Countries that try to use immigration, including illegal immigration, for child and elderly care rather than acknowledging paternal/male personal responsibility for children and the elderly and reforming policies (such as the huge taxpayer and debt-financed subsidies in the US to men to neglect their children and any unpaid work, which have increased during each of the Bush and Obama Administrations) suffer steep declines in fertility in the citizen population (such as below 1.5), but those that acknowledge paternal responsibility raise theirs back up (to about 2 or so in the countries that have done this, through a variety of methods; some methods of acknowledgment of this work better than others).
It's interesting that Germany, Japan and Italy, the three Axis countries of WWII in 2014 all have fertility rates below 1.4 - much lower than many of the countries that have adjusted to/reformed policies to acknowledge paternal personal responsibility for children and the elderly.
The authors give some misinformation about "jus sanguinis" citizenship (i.e. the requirement that a child is not a citizen unless one or both his/her parents are and that it is not enough just to be born on the soil of the country, which is called "jus soli" citizenship). Jus soli is a Roman Empire concept and not as common in countries outside that scope. It is not just a German thing (while Germany did use to be a base of the Holy Roman Empire, it was also, of course, a base of the Reformation). All the Scandinavian countries have long had a jus sanguinis (or parental link) requirement, and in recent years, a number of countries that didn't have it, have added a parental link requirement. Australia, Ireland, India, New Zealand, the United Kingdom, Malta, and the Dominican Republic have all repealed "jus soli" citizenship.

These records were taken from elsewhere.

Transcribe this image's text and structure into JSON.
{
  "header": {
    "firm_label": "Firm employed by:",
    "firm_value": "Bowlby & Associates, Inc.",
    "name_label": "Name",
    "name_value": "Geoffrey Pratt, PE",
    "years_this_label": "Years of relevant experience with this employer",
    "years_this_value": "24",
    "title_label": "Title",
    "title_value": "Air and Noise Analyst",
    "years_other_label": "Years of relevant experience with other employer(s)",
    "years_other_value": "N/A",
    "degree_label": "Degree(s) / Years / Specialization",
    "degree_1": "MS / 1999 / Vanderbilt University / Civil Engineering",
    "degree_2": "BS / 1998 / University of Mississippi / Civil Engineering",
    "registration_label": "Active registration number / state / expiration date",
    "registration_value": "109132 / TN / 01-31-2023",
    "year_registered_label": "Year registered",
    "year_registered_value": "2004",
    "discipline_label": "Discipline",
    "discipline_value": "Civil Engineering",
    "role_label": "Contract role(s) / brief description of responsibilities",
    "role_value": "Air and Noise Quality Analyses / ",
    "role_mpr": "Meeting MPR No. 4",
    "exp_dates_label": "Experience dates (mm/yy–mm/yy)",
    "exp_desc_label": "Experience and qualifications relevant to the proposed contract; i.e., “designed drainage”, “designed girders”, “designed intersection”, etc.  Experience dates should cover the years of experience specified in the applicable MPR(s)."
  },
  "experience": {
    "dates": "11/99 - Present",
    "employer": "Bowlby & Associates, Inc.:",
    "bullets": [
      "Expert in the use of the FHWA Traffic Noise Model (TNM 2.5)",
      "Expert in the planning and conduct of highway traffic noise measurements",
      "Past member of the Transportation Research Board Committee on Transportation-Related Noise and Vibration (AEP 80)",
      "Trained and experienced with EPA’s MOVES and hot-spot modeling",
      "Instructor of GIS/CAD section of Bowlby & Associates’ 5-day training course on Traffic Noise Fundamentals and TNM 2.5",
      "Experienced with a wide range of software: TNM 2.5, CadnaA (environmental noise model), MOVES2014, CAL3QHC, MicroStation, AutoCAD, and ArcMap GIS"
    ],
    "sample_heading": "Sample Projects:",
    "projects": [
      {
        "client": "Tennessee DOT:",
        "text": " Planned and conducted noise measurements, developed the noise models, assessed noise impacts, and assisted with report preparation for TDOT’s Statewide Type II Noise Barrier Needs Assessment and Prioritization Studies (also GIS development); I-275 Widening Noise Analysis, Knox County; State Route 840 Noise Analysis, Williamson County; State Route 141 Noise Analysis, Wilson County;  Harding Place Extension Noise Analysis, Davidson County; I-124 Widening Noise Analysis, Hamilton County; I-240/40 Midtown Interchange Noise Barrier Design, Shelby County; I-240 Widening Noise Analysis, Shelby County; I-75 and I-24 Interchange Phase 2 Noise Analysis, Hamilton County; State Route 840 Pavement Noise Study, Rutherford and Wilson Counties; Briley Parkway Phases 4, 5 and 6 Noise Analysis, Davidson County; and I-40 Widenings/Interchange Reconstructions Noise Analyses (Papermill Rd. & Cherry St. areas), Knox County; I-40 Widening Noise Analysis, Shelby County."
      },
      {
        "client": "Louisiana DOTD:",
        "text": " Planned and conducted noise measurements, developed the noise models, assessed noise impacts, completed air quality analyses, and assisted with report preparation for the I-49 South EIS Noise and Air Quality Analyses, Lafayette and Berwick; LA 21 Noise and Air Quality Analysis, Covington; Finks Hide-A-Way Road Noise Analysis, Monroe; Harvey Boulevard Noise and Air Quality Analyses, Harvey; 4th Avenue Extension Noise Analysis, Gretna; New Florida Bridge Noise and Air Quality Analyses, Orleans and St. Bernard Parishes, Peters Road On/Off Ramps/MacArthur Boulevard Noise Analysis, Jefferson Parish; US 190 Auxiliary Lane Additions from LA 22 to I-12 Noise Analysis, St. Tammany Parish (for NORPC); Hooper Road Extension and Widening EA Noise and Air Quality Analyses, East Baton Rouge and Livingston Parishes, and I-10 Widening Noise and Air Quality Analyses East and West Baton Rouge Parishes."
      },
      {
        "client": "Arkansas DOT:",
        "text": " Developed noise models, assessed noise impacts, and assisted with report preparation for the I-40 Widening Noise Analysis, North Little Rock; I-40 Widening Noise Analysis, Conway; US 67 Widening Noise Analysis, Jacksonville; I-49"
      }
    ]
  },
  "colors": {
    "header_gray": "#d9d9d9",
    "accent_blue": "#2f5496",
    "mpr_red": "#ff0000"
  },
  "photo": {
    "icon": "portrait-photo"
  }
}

The right wing efforts to control women - as well as some of the global religion-based violence and conflict - are likely a reaction to this decline in fertility and to paternity becoming provable (the ideologies of the religions are based in not being able to prove this and so they go into crisis). Among some populations of US citizens, such as white, Asian and black citizens, the fertility rate was in 2012 below 1.8 (below 1.7 for whites); it has dropped markedly (by about 0.15) in even just the last few years. Latino fertility rates in the US are still 50% higher than in Mexico (where they went from 6.8 in 1970 to about 2.3 today), although they have also dropped a little bit in the last few years. Stay-at-home motherhood has also increased, from 20% to 29% since 2000 (including an increase of 3% since Obama took office); stay-at-home mothers are significantly more (as much as 50% more) likely to have a high school education or less, be Latino, and be in poverty than other mothers.